FDI in Indian economy

Differentiating FDI and trade


From UPSC perspective, the following things are important :

Prelims level : FDI

Mains level : Paper 3- Differentiating between trade and investment

Differentiating between trade and investment is necessary for reaping the benefits that come with foreign investment in firms. However, the concerns over the source of funds are not unfounded. So, some caution is warranted in dealing with FDI.

Let’s look into the debate

  • Government is asking its citizens to aim for self-reliance.
  • So, should India continue to allow investment inflows from China? This is the debate.
  • China has invested $4 billion in Indian startups in the past 5 years.
  • This amount would be higher if funds located in tax havens with Chinese ownership are also accounted for.

Some of the questions raised in the debate

  •  Is trade of products like buttons, crockery same as long-term foreign investments in high-risk new age technology-driven products?
  • Is it economically prudent for a country to fulfil all its capital requirements or compromise on innovation due to lack of thereof?

 Trade vs FDI

  • Trade just helps the country fulfil its requirements of those goods and services (G&S) that may not available in the country.
  • Investments provide the capital to build infrastructure that can plug the G&S deficit, even, sell it to other markets.
  • Trade just provides entry of G&S.
  • FDI inflow is a route for transferring capabilities, technology, building linkages, business capabilities etc.
  • FDI helps generate employment, public assets, tax revenues and develop markets, none of this is contributed by the trade of merchandise.
  • Foreign investment does have an adverse impact on domestic markets in the short-run by crowding out domestic competition or investment.
  • In fact, attracting FDI in employment-intensive sectors can create positive economic and social spillovers.
  • Possibilities to increase exports often arise from companies with significant levels of FDI.
  • Foreign investor exposes itself to regulatory, economic and geo-political risks of the country.

Foreign investment in Indian firms: Two aspects to consider

  • While discussing the funding composition of the likes of Paytm, OYO hotel chain or Ola, two aspects need to be considered.
  • 1) These companies are Indian companies operating under the law of land, creating economic opportunities for the youth and contributing to the welfare of the Indian community.
  • 2) Success of these ventures is not solely due to the investment, but because of the novelty of the product offering.
  • Investments in start-ups involve high risk; the list of failed start-ups with Chinese investment is bound to be much longer.
  • In the absence of technology giants in India, we may also end up draining the brain to countries with a stronger financial ecosystem for fresh ideas.

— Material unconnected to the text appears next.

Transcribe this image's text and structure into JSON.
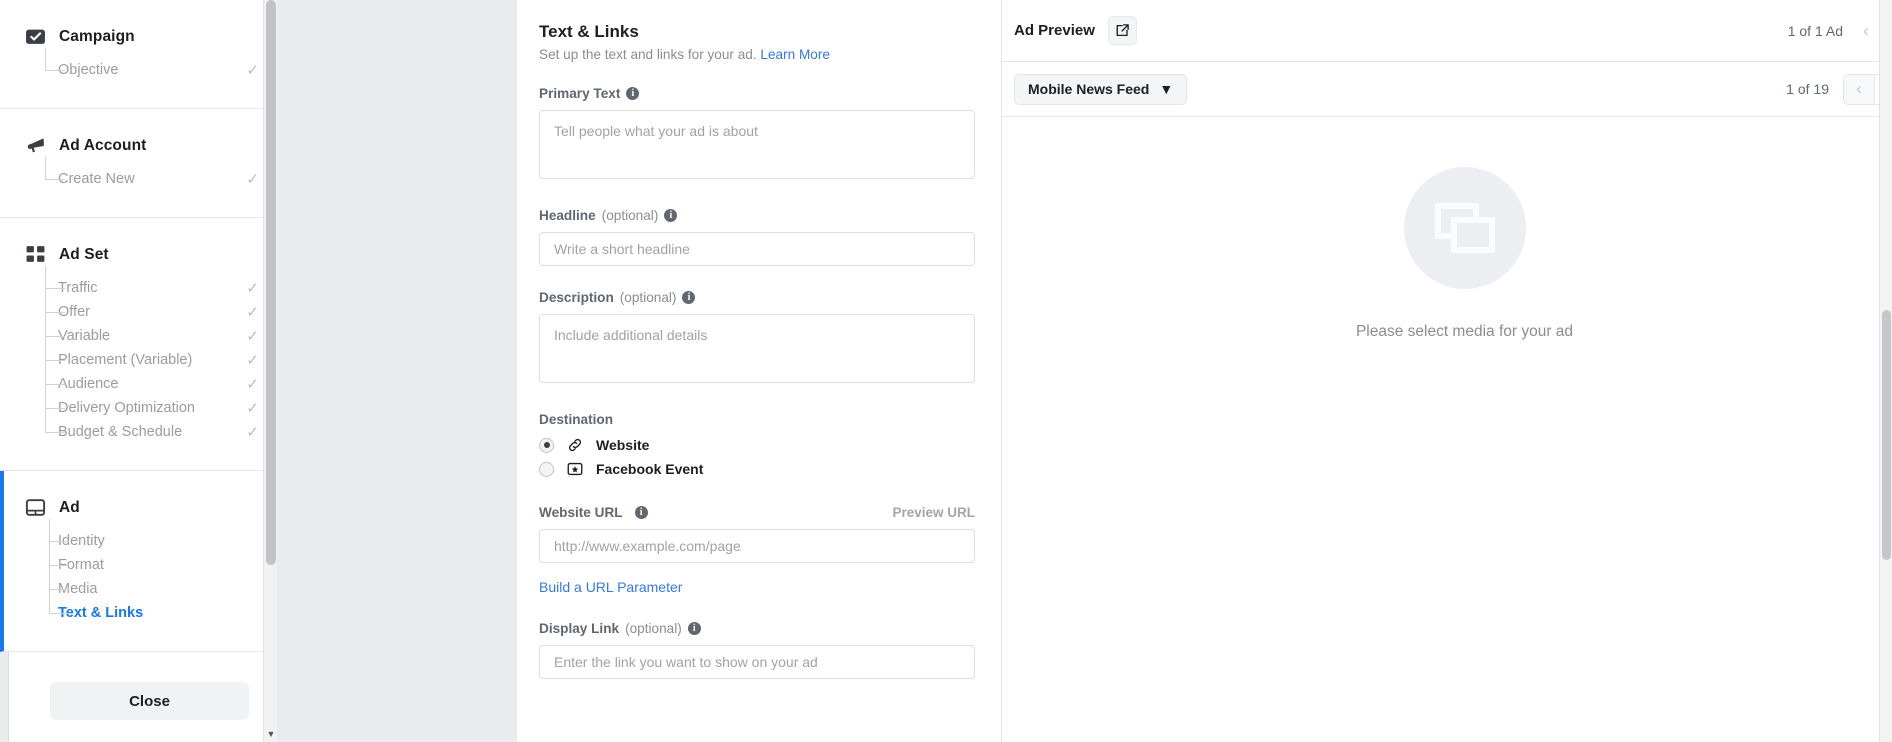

Apprehension over FDI in India

  • Apprehensions related to investments from any country per se, are not unwarranted in India.
  • This is mainly because history suggests foreign investment can potentially lead to economic colonisation.
  • However, times have changed and so has the world order.
  • Steady inflow of investments can exist without impacting the economic or political stability of the country.
  • To do so we should practice some of the following recommendations.

How to address the concern over FDI

  • Investment funds can be set up outside the home country of the investor or be routed through companies located at tax havens.
  • It is not always possible to map the investor to the country.

How to solve this problem

  • To solve this identify sectors based on sensitivity, the investment required, technology, employment and social impact.
  • Tighten regulations related to data storage and access by companies through data localisation in these sensitive sectors.
  • Modify the offset policy in defence to ensure a certain portion of the profits is invested in the SMEs.
  • To further India’s interests in nascent sectors such as machine learning, HealthTech, maximum period for an investor to be invested in a greenfield should be limited to 10 years.
  • All firms receiving foreign investment should have a plan to contribute to India’s exports within the product lifecycle and minimum employment generation.
  • Ease listing norms for firms so that funds through public and private placement can be raised by wholly Indian owned companies.
  •  BSE SME & Start-ups Platform has helped 322 companies raise Rs. 3,320.48 crores from the market. Start-ups should be encouraged to make use of the platform wherever possible.
  • Domestic procurement of raw material and intermediate goods has to be non-negotiable as far as possible.

Consider the question “What are the challenges and opportunities associated with foreign investment and suggest the ways to address the challenges.”


From being treated as a ‘dumping bazaar’ to now attracting investors, India does not need to shy away from investments; it certainly needs to be wary of pure trade which limits India’s potential and drive to produce indigenously.

Back2Basics: Offset policy

  • The offset policy, introduced in 2005, mandates foreign suppliers to spend at least 30% of the contract value in India.
  • It was first revised in 2006 and then again in 2011 and in 2016. Another round of tweaking is currently underway.